Issues around sexual harassment, racism and tipping have been simmering underneath the surface of the restaurant industry for a long time, and there are no fast or easy ways to solve them. It starts, perhaps, with having some difficult conversations.

“We are survivors,” Eans says. “We have seen and dealt with a lot, especially after this last year, but we need to start having these hard conversations, because right now abuse is happening in this industry, and we still aren’t talking about it.”

Corcoran suggests the industry start with employee handbooks. “We just need to start with the basic stuff in this industry. Guests don’t really want to think too hard about our struggles to make restaurants safe spaces to work; they just want to go out and enjoy their oysters and Champagne.”

Corcoran is proud of the work she did as general manager at Ça Va to provide training for her employees and establish policies to protect not only her staff but her guests from predatory behavior. But she still thinks about what she would do differently if she ever started a new restaurant or bar. To start, she would…

  • "Eliminate tipping: I could never open a place that has the kind of wage disparity or fosters racism and sexism like tipping does. I would have a starting wage set at $15 an hour.
  • Fight for healthcare – and mental health care – for all: We need the federal government to step in and provide healthcare because small business owners can’t pay for it. I would also want to create a mental health credit that employees could use to take time off – maybe even provide money or a fund for a therapist when one was needed. We really need to define what work-life balance looks like in this industry. For me, it looks like eight glasses of water, three meals and eight hours of sleep a day.
  • Be transparent with food prices: People have to realize that ethical food costs more. The small local farmers that I used at Ça Va don’t get the same kind of government subsides as large commodity farmers. Food is political, and we have to fight for what we think is right.
  • End the epidemic of sexual harassment and assault: Having access to HR help is something that needs to happen, and who that HR firm works for has to be a conversation – some are there to protect the bad actors instead of the accusers.
  • Compile an open-source restaurant handbook: We need to create and share job descriptions, employee handbooks and welcome packets that are available to any restaurant to download. We could put them on Google Drive, but the laws are different in each state. These are basic things that most companies have, but the restaurant industry doesn’t.
  • Create a union for service workers: Ideally, this would help protect people who work in this industry from predatory employers."
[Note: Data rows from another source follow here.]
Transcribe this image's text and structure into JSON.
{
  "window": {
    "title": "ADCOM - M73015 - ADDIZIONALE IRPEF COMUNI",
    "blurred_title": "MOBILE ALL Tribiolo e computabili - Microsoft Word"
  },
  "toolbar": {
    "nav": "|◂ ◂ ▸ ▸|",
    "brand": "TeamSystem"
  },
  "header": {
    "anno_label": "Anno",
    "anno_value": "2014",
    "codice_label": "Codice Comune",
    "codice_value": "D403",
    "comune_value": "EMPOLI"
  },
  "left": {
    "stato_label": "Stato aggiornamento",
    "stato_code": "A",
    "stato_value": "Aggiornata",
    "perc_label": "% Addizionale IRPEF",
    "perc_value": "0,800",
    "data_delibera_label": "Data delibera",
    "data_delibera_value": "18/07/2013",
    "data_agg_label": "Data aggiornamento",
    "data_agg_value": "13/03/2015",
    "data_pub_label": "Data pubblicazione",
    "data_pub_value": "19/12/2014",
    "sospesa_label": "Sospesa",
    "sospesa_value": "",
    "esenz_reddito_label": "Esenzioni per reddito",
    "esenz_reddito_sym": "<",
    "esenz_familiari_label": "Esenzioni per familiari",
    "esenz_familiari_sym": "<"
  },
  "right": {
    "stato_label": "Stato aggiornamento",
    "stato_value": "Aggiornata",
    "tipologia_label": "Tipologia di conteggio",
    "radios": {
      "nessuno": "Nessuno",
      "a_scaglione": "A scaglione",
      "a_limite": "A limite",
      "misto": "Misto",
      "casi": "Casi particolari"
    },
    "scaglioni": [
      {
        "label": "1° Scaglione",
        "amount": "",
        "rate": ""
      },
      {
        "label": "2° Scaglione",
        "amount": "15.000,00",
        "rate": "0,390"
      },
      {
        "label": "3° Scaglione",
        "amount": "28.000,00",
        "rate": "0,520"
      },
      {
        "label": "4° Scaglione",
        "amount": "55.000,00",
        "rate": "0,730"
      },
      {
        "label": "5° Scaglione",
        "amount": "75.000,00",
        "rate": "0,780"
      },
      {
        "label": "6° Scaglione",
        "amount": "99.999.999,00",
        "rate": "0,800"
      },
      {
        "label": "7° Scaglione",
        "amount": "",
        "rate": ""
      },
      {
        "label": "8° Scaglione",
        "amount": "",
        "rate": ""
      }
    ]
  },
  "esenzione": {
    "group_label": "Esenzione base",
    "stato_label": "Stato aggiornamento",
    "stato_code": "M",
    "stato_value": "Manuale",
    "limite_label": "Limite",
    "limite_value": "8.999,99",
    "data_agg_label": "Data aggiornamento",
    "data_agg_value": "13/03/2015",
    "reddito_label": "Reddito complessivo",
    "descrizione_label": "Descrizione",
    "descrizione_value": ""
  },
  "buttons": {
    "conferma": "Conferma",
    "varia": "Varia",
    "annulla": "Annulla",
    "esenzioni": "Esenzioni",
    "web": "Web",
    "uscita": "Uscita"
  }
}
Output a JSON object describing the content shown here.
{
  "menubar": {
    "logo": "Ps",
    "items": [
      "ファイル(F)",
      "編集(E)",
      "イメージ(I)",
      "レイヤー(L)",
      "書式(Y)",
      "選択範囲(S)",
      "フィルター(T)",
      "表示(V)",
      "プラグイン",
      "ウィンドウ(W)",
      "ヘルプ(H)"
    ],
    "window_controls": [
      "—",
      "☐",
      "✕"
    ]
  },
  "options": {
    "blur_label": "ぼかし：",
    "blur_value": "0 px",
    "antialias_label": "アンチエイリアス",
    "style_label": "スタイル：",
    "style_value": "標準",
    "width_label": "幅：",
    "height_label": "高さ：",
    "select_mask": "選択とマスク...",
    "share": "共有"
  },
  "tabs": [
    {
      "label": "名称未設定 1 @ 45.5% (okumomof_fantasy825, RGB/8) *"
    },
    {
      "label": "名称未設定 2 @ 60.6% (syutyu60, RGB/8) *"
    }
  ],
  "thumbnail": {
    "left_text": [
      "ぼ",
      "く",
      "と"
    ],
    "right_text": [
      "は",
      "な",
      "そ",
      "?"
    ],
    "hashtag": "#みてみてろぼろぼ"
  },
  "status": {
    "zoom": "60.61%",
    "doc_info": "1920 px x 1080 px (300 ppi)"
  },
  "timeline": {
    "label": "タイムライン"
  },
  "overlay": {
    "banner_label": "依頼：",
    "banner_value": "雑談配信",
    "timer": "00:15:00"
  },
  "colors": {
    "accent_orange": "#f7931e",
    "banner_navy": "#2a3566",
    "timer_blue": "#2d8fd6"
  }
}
Wagner also thinks the industry should consider developing a guide to help people support food and drink establishments that meet specific criteria for promoting healthy working environments.

“I would also like to see us develop a system where we could help people vote with their dollars by allowing people to knowingly support, and even invest in, ethical restaurants,” she says. “It could be a certification process that would measure healthy business practices, including both the health of the culture as well as their business practices. Each bar and restaurant would have to meet a certain set of criteria in order to qualify for this program. It could also be something that food press, magazines and even [the] James Beard [Foundation] could look at before they hand someone problematic, like David Chang, another award.”

Although the industry is facing a major moment of reckoning, both locally and nationally, restaurants – and the people who work in them – are worth saving. The conversation about how to do so must start now.